Génération d'images exploitant différents paramètres de modification : translation rotation, zoom, étirement, brillance, couleur, etc. La colonne du milieu représente les chaises non transformées.

Il semble que l'équipe ait d'ailleurs eu quelques envies de morphing exotiques. Dans un article plus récent, elle s'est essayé à répéter le procédé en tentant cette fois des interpolations entre objets disparates : chaises et tables, par exemple.

Interpolations entre des chaises et des tables (une interpolation par ligne).

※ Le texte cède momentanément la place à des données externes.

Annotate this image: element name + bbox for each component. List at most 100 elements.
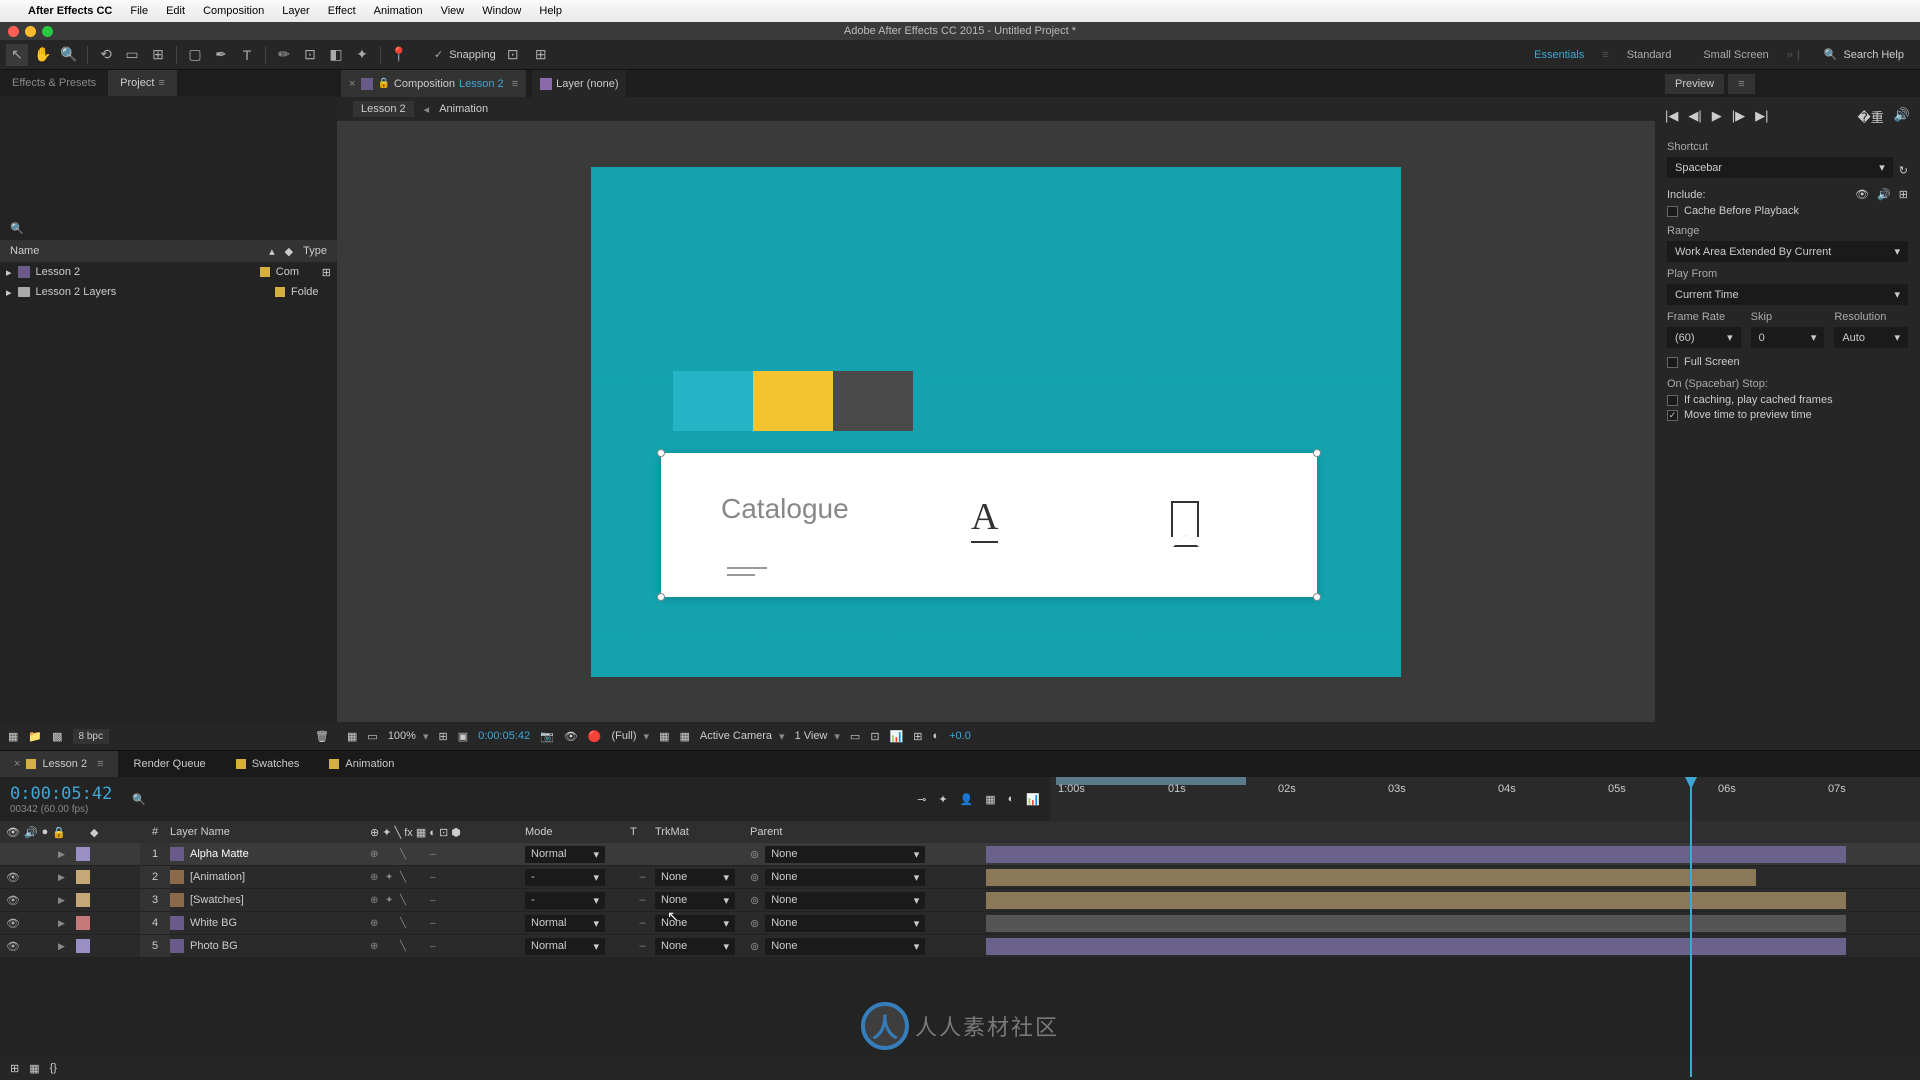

Enfin, les chercheurs ont réussi à apprendre au réseau de neurones à effectuer des sortes d'opérations arithmétiques morphologiques : le programme ayant précédemment appris à décomposer les parties d'un objet donné, il est désormais capable d'établir des correspondances entre deux objets très différents. Ainsi, il peut additionner et soustraire des caractéristiques (formes, couleur, éléments) les unes aux autres. On ne peut peut-être pas additionner des pommes et des poires, mais pour les fauteuils rouges et les chaises de bureau métalliques, ça ne pose pas de problème.

Essai "d'arithmétique morphologique".

L'équipe affirme qu'il sera bientôt possible d'entrainer le réseau de neurones à créer de nouveaux designs à partir de bruit. Si toutefois l'expérience était couronnée de succès, elle serait d'autant plus spectaculaire que la « créativité » du programme aurait alors beaucoup en commun avec la créativité humaine.

En effet, le designer moyen, malgré sa propension à arborer des coupes de cheveux discutables et des costumes un peu trop branchés pour être honnêtes, est une personne comme les autres. Ses idées ne surgissent pas ex nihilo ; elles sont le produit plus ou moins conscient, plus ou moins élaboré, d'observations quotidiennes. Chaque jour, nous percevons des objets, des bâtiments, des perspectives, des êtres vivants aux formes vagues, géométriques, courbes, droites, satisfaisantes ou non satisfaisantes, etc. Pour notre cerveau, chaque nouvelle forme perçue entre immédiatement dans l'immense catégorie des « formes possibles » qui façonnent notre monde. Créer, c'est composer et recomposer ces formes pour obtenir de nouvelles représentations inédites. Puis, éventuellement, de les incarner en objets aux applications techniques et/ou esthétiques.

Pour le moment, nous ne comprenons pas vraiment comment un réseau de neurones est capable de « saisir » la représentation générique, prototypique d'un objet. Selon les chercheurs, « ces expériences suggèrent que les réseaux de neurones entrainés à reconstituer différentes classes d'objets développent une certaine compréhension des formes et de la géométrie en 3D. »

Ces recherches permettront de mettre au point des intelligences artificielles plus raffinées et plus efficaces pour détecter, reconnaître et concevoir des objets ; mais surtout, elles nous offrent de nouvelles pistes pour comprendre comment ces fonctions cognitives sont inscrites chez l'humain.Le concept de créativité n'est pas encore près de tomber de son piédestal. Mais les machines savent parfaitement bien distinguer les modèles de piédestaux entre eux.